21 octobre 2017 – Involontairement, je veux dire sans plan préconçu, presque par hasard mais aussi poussé par tel ou tel événement (peut-être l’affaire de la Catalogne), je me suis aventuré à regarder presque dans leur intégralité, disons pendant une petite semaine, quatre ou cinq jours, l’un ou l’autre JT de grandes chaînes populaires, – je crois me souvenir qu’il y avait TF1, France 2, RTBF, des choses comme ça.

(Je mets à part les chaînes d’information, de CNN à LCI, à RT, etc., avec des nuances diverses et extrêmes, – ça se discute selon l’origine, avec le cas particulier des réseaux russes qui sortent de l’infosphère du bloc-BAO. Mon propos n’est pas là puisque je parle de ce cas involontaire où j’ai regardé ces JT un peu comme si j’étais de cet autre monde des gens “normaux” qui suivent ces choses passivement, et jugeant en toute bonne foi être ainsi informés. Les chaînes d’information continue font partie du même monde que ces JT, celui de ce que je nomme “presseSystème” ; simplement l’horreur dont je parle sur cette page est plus diluée et, dans les innombrables émissions il y a parfois de brefs rayons de lumière qui vous font croire que tout n’est pas absolument noyé dans la boue monstrueuse de cette évolution à rebours, de cette chute absolument catastrophique qu’est cet “autre monde” où j’ai aventuré mes sens affolés en protégeant mon âme.)

Je n’avais plus fait ça depuis des années, je dirais même depuis près de deux décennies, à peu près exactement avec l’apparition d’un courant d’information sérieux dans sa diversité sur l’internet (clairement présent lors depuis la guerre du Kosovo du printemps 1999). Cette expérience involontaire m’a stupéfié et bouleversé à la fois. J’ai soudain réalisé, sans préméditation, involontairement je le répète mais ce sont les expériences les plus significatives, qu’une fraction importante du public de nos contrées universelles (du pays, du continent, du monde, que sais-je), et sans nul doute une fraction majoritaire, n’avait que cela comme source d’information, par habitude, confort, laisser-aller, passivité, manque de curiosité, paresse, désintérêt, etc. Je répète les mots : “stupéfié et bouleversé à la fois”.

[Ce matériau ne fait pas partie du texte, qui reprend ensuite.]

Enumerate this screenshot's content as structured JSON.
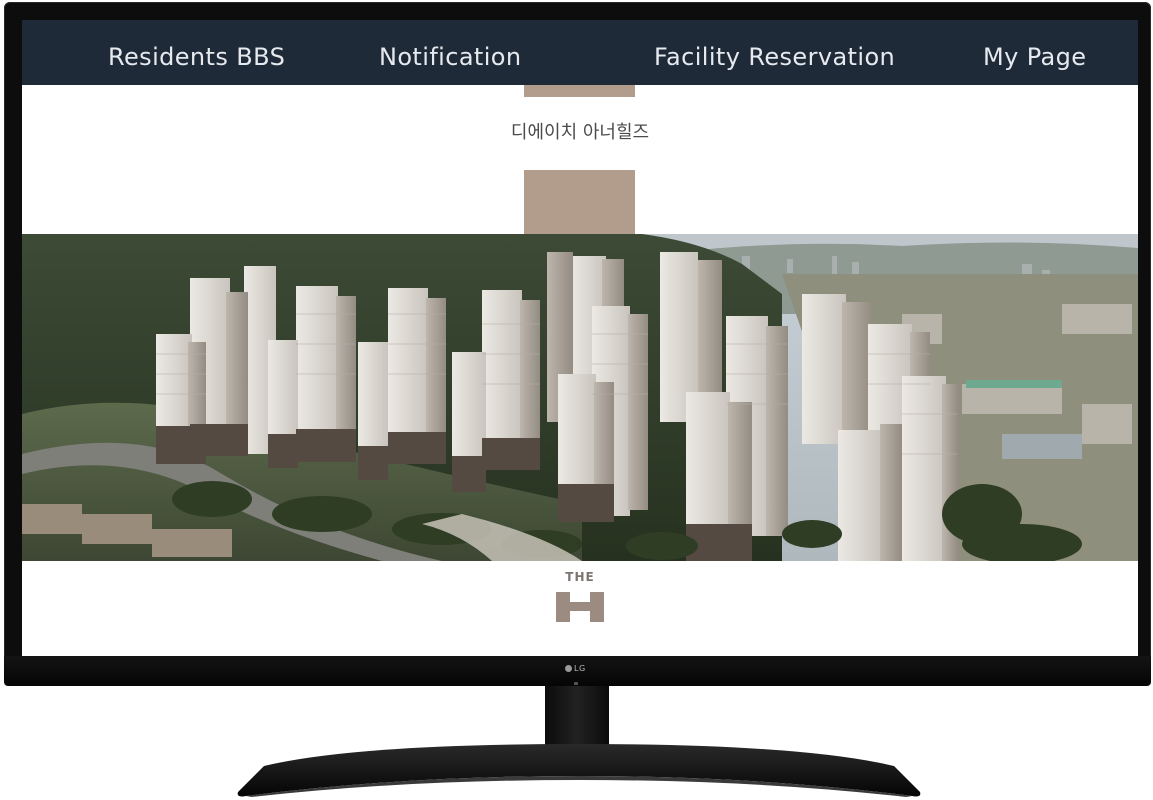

Littéralement, je me suis retrouvé dans un autre monde dont j’ai pu mieux mesurer la singularité et le caractère absolument étranger à ce que je connais, en allant à l’extrême inverti de sa médiocrité et de sa bassesse voulues par la pression de quelques forces extraordinaires. Les JT courants sont effectivement ce qu’il y a dans l’information et la communication de plus extrême, dans les registres de la médiocrité et de la bassesse résultant de l’inversion qui ordonne le tout, dans l’organisation en réseaux et le contenu de ce que je nomme de façon générale “la presseSystème” du cadre général et impératif du Système. Ils livrent une synthèse dépouillée du moindre doute, de la moindre nuance, du message qu’ils ont le devoir de livrer, effectivement, – selon mon hypothèse, – sous “la pression de quelques forces extraordinaires”.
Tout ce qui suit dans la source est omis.